The Blue Mountains is a mountainous region and a mountain range located in New South Wales, Australia.
The region borders on Sydney’s metropolitan area, its foothills starting about 50 kilometres (31 mi) west of the state capital. The public’s understanding of the extent of the Blue Mountains is varied, as it forms only part of an extensive mountainous area associated with the Great Dividing Range. Officially the Blue Mountains region is bounded by the Nepean and Hawkesbury rivers in the east, the Coxs River and Lake Burragorang to the west and south, and the Wolgan and Colo rivers to the north. Geologically, it is situated in the central parts of the Sydney Basin. The Blue Mountains Range comprises a range of mountains, plateau and escarpments extending off the Great Dividing Range about 4.8 kilometres (3.0 mi) northwest of Wolgan Gap in a generally southeasternly direction for about 96 kilometres (60 mi), terminating at Emu Plains. For about two thirds of its length it is traversed by the Great Western Highway and the Main Western railway line. Several established towns are situated on its heights, including Katoomba, Blackheath, Mount Victoria, and Springwood. The range forms the watershed between Coxs River to the south and the Grose and Wolgan rivers to the north. The range contains the Explorer Range and the Bell Range.

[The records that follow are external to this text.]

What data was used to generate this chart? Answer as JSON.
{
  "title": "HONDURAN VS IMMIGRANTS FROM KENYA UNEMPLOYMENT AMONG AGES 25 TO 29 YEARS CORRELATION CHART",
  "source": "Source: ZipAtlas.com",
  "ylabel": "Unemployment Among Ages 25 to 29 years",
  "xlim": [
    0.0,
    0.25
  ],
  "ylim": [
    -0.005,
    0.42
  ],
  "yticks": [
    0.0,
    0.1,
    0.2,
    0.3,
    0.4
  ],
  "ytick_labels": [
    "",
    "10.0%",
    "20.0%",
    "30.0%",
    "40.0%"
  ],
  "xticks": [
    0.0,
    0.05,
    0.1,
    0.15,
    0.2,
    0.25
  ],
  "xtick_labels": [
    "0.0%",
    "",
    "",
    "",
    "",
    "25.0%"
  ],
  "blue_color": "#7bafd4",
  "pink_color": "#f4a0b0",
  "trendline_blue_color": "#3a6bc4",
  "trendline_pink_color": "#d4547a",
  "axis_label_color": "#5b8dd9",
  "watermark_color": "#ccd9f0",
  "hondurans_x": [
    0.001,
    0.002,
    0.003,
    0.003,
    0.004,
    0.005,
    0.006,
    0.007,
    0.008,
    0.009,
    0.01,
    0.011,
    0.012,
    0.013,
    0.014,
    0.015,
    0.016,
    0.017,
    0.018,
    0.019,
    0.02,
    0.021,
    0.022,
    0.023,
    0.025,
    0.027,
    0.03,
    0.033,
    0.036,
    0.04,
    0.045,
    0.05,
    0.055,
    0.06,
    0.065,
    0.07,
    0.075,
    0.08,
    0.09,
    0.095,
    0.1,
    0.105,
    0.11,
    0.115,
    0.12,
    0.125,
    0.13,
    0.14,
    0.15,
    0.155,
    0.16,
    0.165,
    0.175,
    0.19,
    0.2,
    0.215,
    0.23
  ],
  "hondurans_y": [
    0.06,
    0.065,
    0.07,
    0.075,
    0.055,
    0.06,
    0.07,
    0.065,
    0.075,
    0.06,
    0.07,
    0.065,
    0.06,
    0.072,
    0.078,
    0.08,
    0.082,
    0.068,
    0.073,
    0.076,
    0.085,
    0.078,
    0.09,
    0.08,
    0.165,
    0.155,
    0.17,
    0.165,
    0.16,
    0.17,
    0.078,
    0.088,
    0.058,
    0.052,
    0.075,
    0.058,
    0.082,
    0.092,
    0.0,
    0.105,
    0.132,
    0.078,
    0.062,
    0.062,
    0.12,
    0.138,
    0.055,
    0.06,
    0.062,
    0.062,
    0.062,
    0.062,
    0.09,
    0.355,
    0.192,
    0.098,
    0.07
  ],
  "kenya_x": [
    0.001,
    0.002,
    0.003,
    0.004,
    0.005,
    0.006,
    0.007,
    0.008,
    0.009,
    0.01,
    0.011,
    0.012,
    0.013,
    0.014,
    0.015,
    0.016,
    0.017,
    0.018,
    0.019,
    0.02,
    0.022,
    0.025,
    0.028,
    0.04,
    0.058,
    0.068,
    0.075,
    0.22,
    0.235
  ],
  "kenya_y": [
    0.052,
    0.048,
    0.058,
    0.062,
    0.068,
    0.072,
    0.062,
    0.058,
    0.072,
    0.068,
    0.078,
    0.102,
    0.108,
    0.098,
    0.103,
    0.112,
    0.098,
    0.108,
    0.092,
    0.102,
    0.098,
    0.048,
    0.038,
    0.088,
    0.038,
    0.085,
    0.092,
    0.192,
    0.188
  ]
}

The Blue Mountains are a dissected plateau carved in sandstone bedrock. They are now a series of ridge lines separated by gorges up to 760 metres (2,490 ft) deep. The highest point in the Blue Mountains, as it is now defined, is an unnamed point with an elevation of 1,189 m (3,901 ft) AHD, located 7 kilometres (4.3 mi) north-east of Lithgow. However, the highest point in the broader region that was once considered to be the Blue Mountains is Mount Bindo, with an elevation 1,362 m (4,469 ft) AHD. A large part of the Blue Mountains is incorporated into the Greater Blue Mountains Area World Heritage Site, consisting of seven national park areas and a conservation reserve.